CPT presenta en el Senado antecedentes sobre unidades forenses y la situación de personas privadas de libertad con necesidades de atención en salud mental

El martes 14 de julio, el Comité para la Prevención de la Tortura (CPT) participó, en calidad de invitado, en una sesión de la Comisión de Derechos Humanos, Nacionalidad y Ciudadanía del Senado, convocada para conocer los protocolos y la situación que afecta a la población penal con enfermedades psiquiátricas, en particular el tratamiento de personas imputadas o condenadas respecto de las cuales se haya diagnosticado una enfermedad de esta naturaleza.

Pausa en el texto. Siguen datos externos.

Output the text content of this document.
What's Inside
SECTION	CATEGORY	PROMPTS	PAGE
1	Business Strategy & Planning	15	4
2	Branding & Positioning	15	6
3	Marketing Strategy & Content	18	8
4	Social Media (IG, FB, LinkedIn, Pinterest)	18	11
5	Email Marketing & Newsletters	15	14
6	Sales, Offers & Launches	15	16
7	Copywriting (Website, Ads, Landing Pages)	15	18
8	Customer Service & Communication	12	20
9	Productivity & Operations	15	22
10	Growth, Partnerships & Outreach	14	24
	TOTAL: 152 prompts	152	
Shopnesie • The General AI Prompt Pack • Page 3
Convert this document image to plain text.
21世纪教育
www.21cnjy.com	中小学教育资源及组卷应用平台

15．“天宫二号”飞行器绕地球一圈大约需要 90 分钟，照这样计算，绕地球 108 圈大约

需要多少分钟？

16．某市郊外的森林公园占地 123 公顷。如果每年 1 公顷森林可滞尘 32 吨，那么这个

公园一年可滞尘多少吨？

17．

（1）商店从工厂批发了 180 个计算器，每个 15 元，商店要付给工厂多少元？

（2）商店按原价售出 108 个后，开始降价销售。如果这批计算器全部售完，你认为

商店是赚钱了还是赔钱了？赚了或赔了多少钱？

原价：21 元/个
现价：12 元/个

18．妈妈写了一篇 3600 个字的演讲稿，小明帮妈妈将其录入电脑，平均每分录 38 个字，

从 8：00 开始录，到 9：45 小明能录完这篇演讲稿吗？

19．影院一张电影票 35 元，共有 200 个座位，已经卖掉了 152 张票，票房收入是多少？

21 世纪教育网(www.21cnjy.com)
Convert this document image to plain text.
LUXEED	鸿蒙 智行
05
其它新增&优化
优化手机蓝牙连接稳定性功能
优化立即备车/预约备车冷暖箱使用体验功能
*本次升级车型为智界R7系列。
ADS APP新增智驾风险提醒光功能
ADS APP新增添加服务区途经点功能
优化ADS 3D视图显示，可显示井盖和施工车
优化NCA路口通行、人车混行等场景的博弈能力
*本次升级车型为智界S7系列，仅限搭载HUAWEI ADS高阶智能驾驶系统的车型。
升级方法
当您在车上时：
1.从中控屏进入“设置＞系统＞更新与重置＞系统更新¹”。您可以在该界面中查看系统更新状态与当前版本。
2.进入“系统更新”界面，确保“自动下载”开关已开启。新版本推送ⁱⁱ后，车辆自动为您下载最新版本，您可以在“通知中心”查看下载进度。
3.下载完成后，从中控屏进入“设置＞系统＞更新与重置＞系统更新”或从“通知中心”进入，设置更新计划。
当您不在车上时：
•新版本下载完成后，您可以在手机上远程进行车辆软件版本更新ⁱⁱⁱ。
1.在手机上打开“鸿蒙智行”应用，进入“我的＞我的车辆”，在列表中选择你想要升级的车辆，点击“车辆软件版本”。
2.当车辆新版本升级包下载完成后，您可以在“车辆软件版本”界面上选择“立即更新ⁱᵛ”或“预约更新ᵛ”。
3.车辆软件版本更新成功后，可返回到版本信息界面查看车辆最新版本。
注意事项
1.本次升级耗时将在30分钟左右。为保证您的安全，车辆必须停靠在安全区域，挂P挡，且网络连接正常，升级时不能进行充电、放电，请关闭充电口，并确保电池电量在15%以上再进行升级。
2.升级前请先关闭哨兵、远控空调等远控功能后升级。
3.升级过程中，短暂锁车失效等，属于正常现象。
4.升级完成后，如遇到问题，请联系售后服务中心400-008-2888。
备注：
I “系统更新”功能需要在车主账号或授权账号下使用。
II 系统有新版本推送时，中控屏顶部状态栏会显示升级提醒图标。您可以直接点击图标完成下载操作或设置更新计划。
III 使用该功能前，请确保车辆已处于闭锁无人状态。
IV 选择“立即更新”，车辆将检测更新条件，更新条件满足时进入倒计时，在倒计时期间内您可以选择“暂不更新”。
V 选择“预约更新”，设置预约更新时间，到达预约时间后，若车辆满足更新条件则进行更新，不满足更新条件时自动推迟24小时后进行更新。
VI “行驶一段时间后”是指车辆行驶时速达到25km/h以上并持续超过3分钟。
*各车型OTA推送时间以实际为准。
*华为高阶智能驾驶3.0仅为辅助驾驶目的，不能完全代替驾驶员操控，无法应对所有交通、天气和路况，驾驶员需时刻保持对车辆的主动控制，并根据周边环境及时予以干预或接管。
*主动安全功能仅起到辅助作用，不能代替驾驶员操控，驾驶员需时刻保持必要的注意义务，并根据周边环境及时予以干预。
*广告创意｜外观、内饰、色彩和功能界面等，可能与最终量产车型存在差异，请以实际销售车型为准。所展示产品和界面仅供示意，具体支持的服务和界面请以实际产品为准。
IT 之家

En la instancia, el CPT expuso hallazgos y antecedentes recopilados durante monitoreos realizados en unidades forenses, así como respecto de la situación que enfrentan las personas privadas de libertad con necesidades de atención en salud mental. En particular, presentó los principales resultados y recomendaciones de su informe temático “Internación provisional y medidas de seguridad en recintos penitenciarios: prevención de riesgos de tortura y malos tratos respecto de personas con necesidades de atención en salud mental”.

La exposición estuvo a cargo de las y los integrantes expertos del CPT, Karen Espínola y Daniel Soto, junto al analista del Comité, Gonzalo Horstmeier. La sesión contó además con la participación del director nacional de Gendarmería, Rubén Pérez Riquelme; el subsecretario de Derechos Humanos, Pablo Mira Hurtado; la encargada nacional de Salud de Gendarmería, Beatriz de Gregorio; y la representante de la agrupación Madres y Familiares de Personas Privadas de Libertad con Enfermedades Psiquiátricas, Tamara Madariaga.

Entre las conclusiones presentadas, se destacó que las medidas de internación provisional y de seguridad terminan ejecutándose, en la práctica, en recintos penitenciarios, desdibujando su finalidad jurídica y sanitaria. En este contexto, se advirtió que la privación de libertad no puede operar como un sustituto de la red de salud mental, ya que ello desplaza la respuesta asistencial hacia una lógica penitenciaria que resulta inadecuada para atender las necesidades de las personas afectadas.

Asimismo, se señaló que el entorno carcelario puede agravar los diagnósticos psiquiátricos y exponer a personas con discapacidad psicosocial o con necesidades de atención en salud mental a condiciones que no se ajustan a los estándares internacionales de derechos humanos.

Durante la presentación, se enfatizó que esta problemática debe abordarse desde una perspectiva de fortalecimiento institucional. En particular, se planteó la necesidad de clarificar responsabilidades, mejorar la coordinación entre los organismos involucrados y evitar situaciones de inercia administrativa o judicial que prolonguen la permanencia de estas personas en establecimientos penitenciarios.

En esa línea, se destacó que un enfoque de derechos humanos exige comprender que el riesgo no proviene únicamente de la existencia de un diagnóstico de salud mental, sino también de la manera en que el Estado organiza —o deja de organizar— su respuesta frente a estas personas, especialmente en los ámbitos jurídico, sanitario y penal. Desde esta perspectiva, las vulneraciones de derechos se relacionan con las brechas institucionales, la insuficiente coordinación entre organismos y la falta de alternativas adecuadas para garantizar una atención especializada y acorde con las necesidades de cada persona.

Finalmente, el CPT reiteró la importancia de fortalecer la articulación entre los sistemas de justicia, salud y administración penitenciaria, con el fin de asegurar respuestas oportunas y adecuadas que resguarden la dignidad, la integridad y los derechos de las personas sujetas a medidas de internación provisional o de seguridad.